Expert class Type design 2014 exhibition

From 17 May till 31 August 2014 projects of the Expert class Type design (EcTd) students will be exhibited at the Museum Plantin-Moretus in Antwerp. The EcTd course is offered by the Plantin Institute of Typography, which operates under the umbrella of the renown Plantin Society. The exhibition comprises work of students who successfully finished the 2012–2013 course and a preview of the ongoing projects of the current 2013–2014 course. This is the third consecutive EcTd exhibition at the Museum Plantin-Moretus and the first one that is combined with the Expert class Book design course.

The displayed projects are as diverse as the students, of which many have finished (multiple) bachelor or master studies in graphic design or in related subjects, and who all share a fascination for type (design) and typography.
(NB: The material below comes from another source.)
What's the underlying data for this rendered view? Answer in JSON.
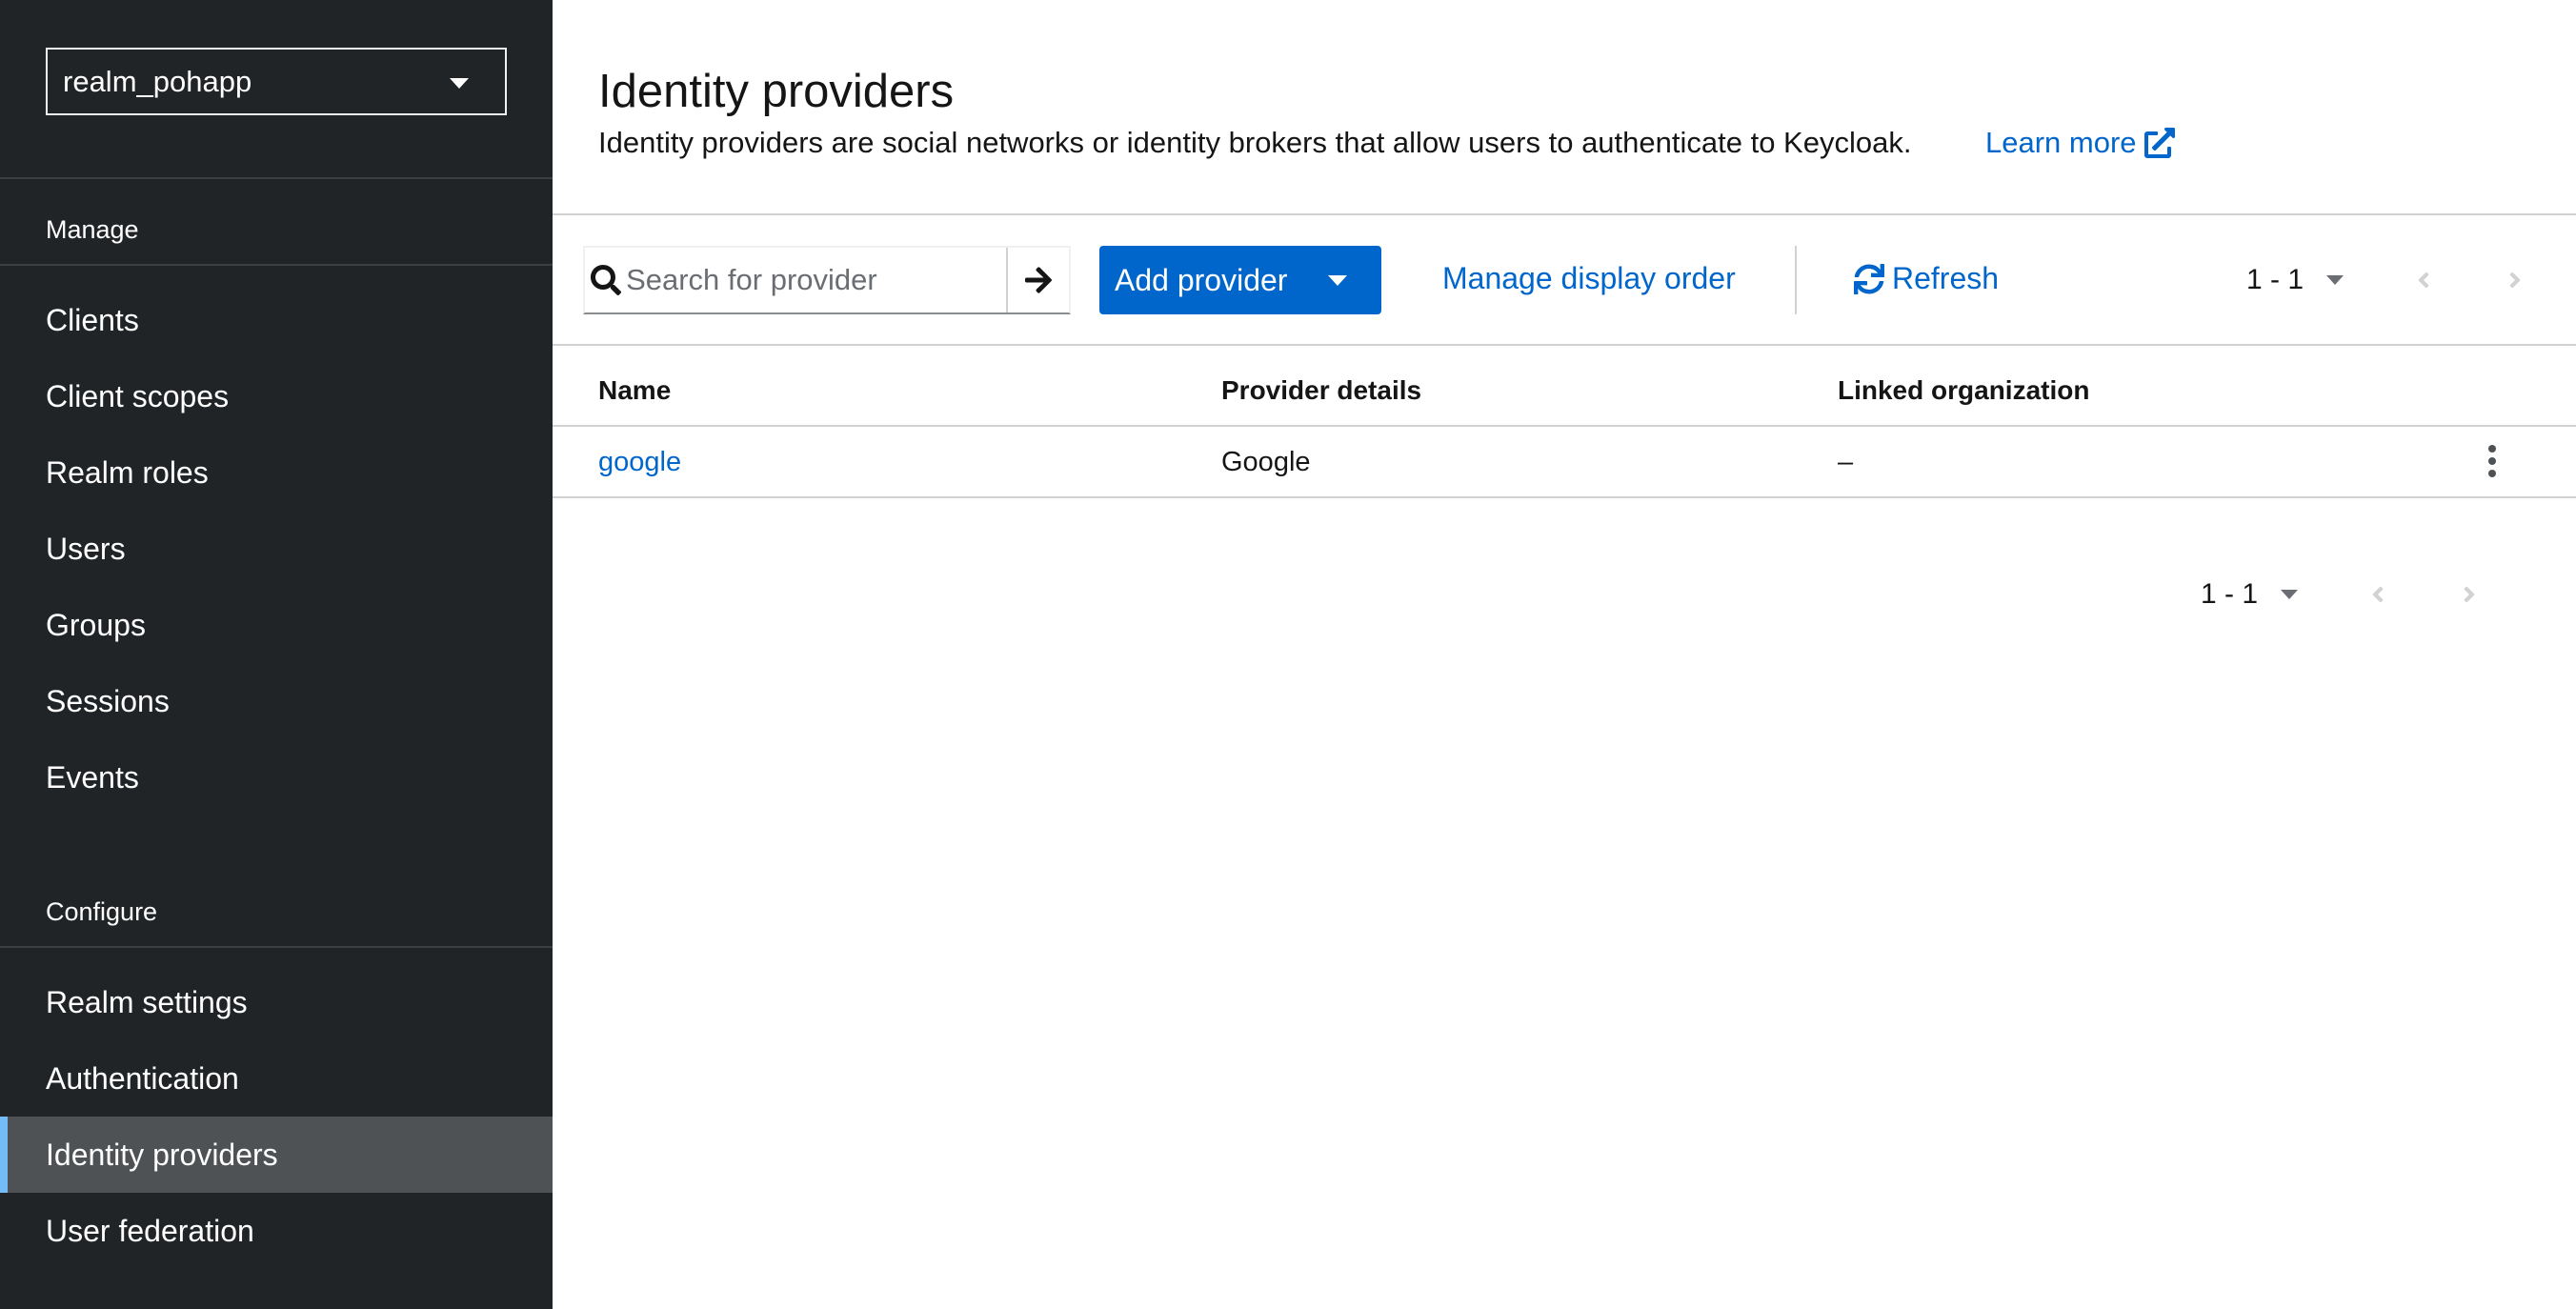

The subjects vary from an in-depth study of a renaissance typeface produced by Geraert van der Leye (latinised into Gerardus de Lisa when he moved to Italy) in the fifteenth century, resulting in a revival that clearly deviates from the ‘Jenson-Griffo’ ones, to the development of a completely new present-day typeface.

In between a revival is made based on punches, matrices and type of Robert Granjon in the collection of the Musem Plantin-Moretus, a technically and aesthetically impressive line-for-line redrawing of one of the cursive ‘hands’ of Jan van den Velde, a Dutch master-calligrapher from the seventeenth century, and typefaces based on writing with the broad-nibbed pen and flexible pointed pen are developed for for instance display purposes or for application in children books.
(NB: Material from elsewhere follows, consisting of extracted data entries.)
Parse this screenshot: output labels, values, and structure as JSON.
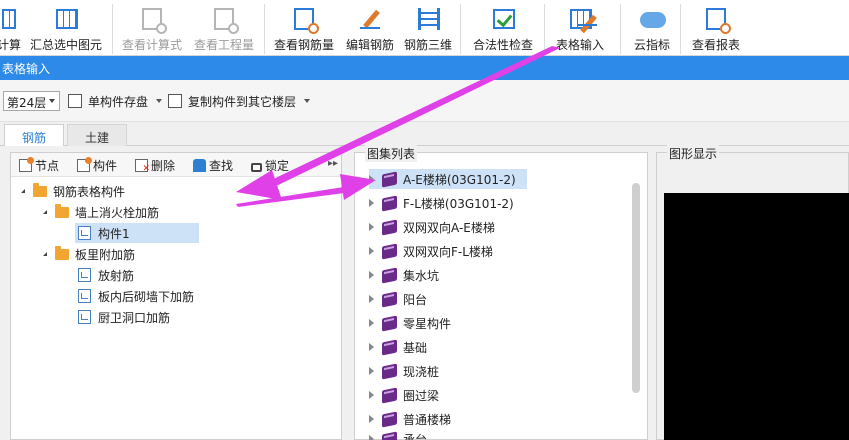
{
  "ribbon": {
    "buttons": [
      {
        "label": "计算",
        "icon": "calc-icon",
        "disabled": false
      },
      {
        "label": "汇总选中图元",
        "icon": "summary-icon",
        "disabled": false
      },
      {
        "label": "查看计算式",
        "icon": "view-formula-icon",
        "disabled": true
      },
      {
        "label": "查看工程量",
        "icon": "view-quantity-icon",
        "disabled": true
      },
      {
        "label": "查看钢筋量",
        "icon": "view-rebar-icon",
        "disabled": false
      },
      {
        "label": "编辑钢筋",
        "icon": "edit-rebar-icon",
        "disabled": false
      },
      {
        "label": "钢筋三维",
        "icon": "rebar-3d-icon",
        "disabled": false
      },
      {
        "label": "合法性检查",
        "icon": "validity-check-icon",
        "disabled": false
      },
      {
        "label": "表格输入",
        "icon": "table-input-icon",
        "disabled": false
      },
      {
        "label": "云指标",
        "icon": "cloud-index-icon",
        "disabled": false
      },
      {
        "label": "查看报表",
        "icon": "view-report-icon",
        "disabled": false
      }
    ]
  },
  "window": {
    "title": "表格输入"
  },
  "toolbar": {
    "floor_value": "第24层",
    "save_single_label": "单构件存盘",
    "copy_label": "复制构件到其它楼层"
  },
  "tabs": [
    {
      "label": "钢筋",
      "active": true
    },
    {
      "label": "土建",
      "active": false
    }
  ],
  "left_toolbar": {
    "node_label": "节点",
    "component_label": "构件",
    "delete_label": "删除",
    "find_label": "查找",
    "lock_label": "锁定"
  },
  "tree": [
    {
      "label": "钢筋表格构件",
      "type": "folder",
      "level": 0,
      "expanded": true,
      "selected": false
    },
    {
      "label": "墙上消火栓加筋",
      "type": "folder",
      "level": 1,
      "expanded": true,
      "selected": false
    },
    {
      "label": "构件1",
      "type": "leaf",
      "level": 2,
      "selected": true
    },
    {
      "label": "板里附加筋",
      "type": "folder",
      "level": 1,
      "expanded": true,
      "selected": false
    },
    {
      "label": "放射筋",
      "type": "leaf",
      "level": 2,
      "selected": false
    },
    {
      "label": "板内后砌墙下加筋",
      "type": "leaf",
      "level": 2,
      "selected": false
    },
    {
      "label": "厨卫洞口加筋",
      "type": "leaf",
      "level": 2,
      "selected": false
    }
  ],
  "atlas": {
    "title": "图集列表",
    "items": [
      {
        "label": "A-E楼梯(03G101-2)",
        "selected": true
      },
      {
        "label": "F-L楼梯(03G101-2)",
        "selected": false
      },
      {
        "label": "双网双向A-E楼梯",
        "selected": false
      },
      {
        "label": "双网双向F-L楼梯",
        "selected": false
      },
      {
        "label": "集水坑",
        "selected": false
      },
      {
        "label": "阳台",
        "selected": false
      },
      {
        "label": "零星构件",
        "selected": false
      },
      {
        "label": "基础",
        "selected": false
      },
      {
        "label": "现浇桩",
        "selected": false
      },
      {
        "label": "圈过梁",
        "selected": false
      },
      {
        "label": "普通楼梯",
        "selected": false
      },
      {
        "label": "承台",
        "selected": false
      }
    ]
  },
  "preview": {
    "title": "图形显示"
  },
  "colors": {
    "accent": "#2d8ae8",
    "annotation_arrow": "#e040e8",
    "selection": "#cde1f7"
  }
}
The EcTd course is a tough one, if only because the students have to combine the study with their daily work, which varies from graphic designing to lecturing. To investigate historic material, to explore the influence of writing tools on the shape, contrast and contrast-flow, to draw type based on the outcomes of the research and to test different font tools cost a lot of time and effort. The quality displayed at the exhibition is therefore even more impressive.

Having the EcTd course under the roof of what can be considered the ‘Holy Temple of type’, i.e., the Museum Plantin-Moretus, provides not only the best possible atmosphere but also the very unique opportunity to make direct use of the museum’s exquisite collection of punches, matrices, cast type and prints for research purposes and revival projects.

ferfolio_2's picture

Amazing works, would love to go to the exhibit (and to the EcTd)
Congratulations!

blokland's picture

Jeroen Koning, who followed the EcTd 2012–2013 course, shows at the aforementioned exhibition the development of (DTL) VandenVelde, a digital version of the Espagnola Bastarda, which is a cursive ‘hand’ by Jan van den Velde (1568–1623). This is an extraordinary project, because instead of auto-tracing printed images from Spieghel der Schrijfkonste –an instruction book for calligraphers published by VdV in 1605– Jeroen is tracing the original letters line for line.

An example of this time-consuming method is Jeroen’s tracing of ‘the hand with the quill’, an illustration from Spieghel der Schrijfkonste, which is according to Jeroen ‘of unparalleled beauty’. This beauty was very well captured in the digital version (above and below).

For the redrawing Jeroen uses the ‘Width Tool’ in Adobe Illustrator CC, which makes it possible to fully control the contrast and contrast-flow of the curves.

Subsequently the resulting vector lines were converted to outline vectors, which can be further enhanced in a font tool.

The resulting digital type is becoming highly impressive, as can be seen in the preliminary version below.

blokland's picture

Midst November the Expert class Type design 2014–2015 course will start at the Museum Plantin-Moretus in Antwerp. It’s possible to subscribe still.

The course results in type designs by the students, either completely new from scratch or a revival that for instance is based on the unique historic material from the collection of the Museum Plantin-Moretus. The typeface has to be presented in a booklet with an accompanying text on the process. Above and below is a small selection of this year’s harvest.

Martin Silvertant's picture

Very impressive. I hope to do a course like this some day.

What's the capital V in the last picture of your penultimate post for? It doesn't seem to go with any lowercase letter. Was it historically used like that?

Can more work be seen online? There are some very impressive designs here. I love the Geraert revival. I don't suppose it will become available as a typeface?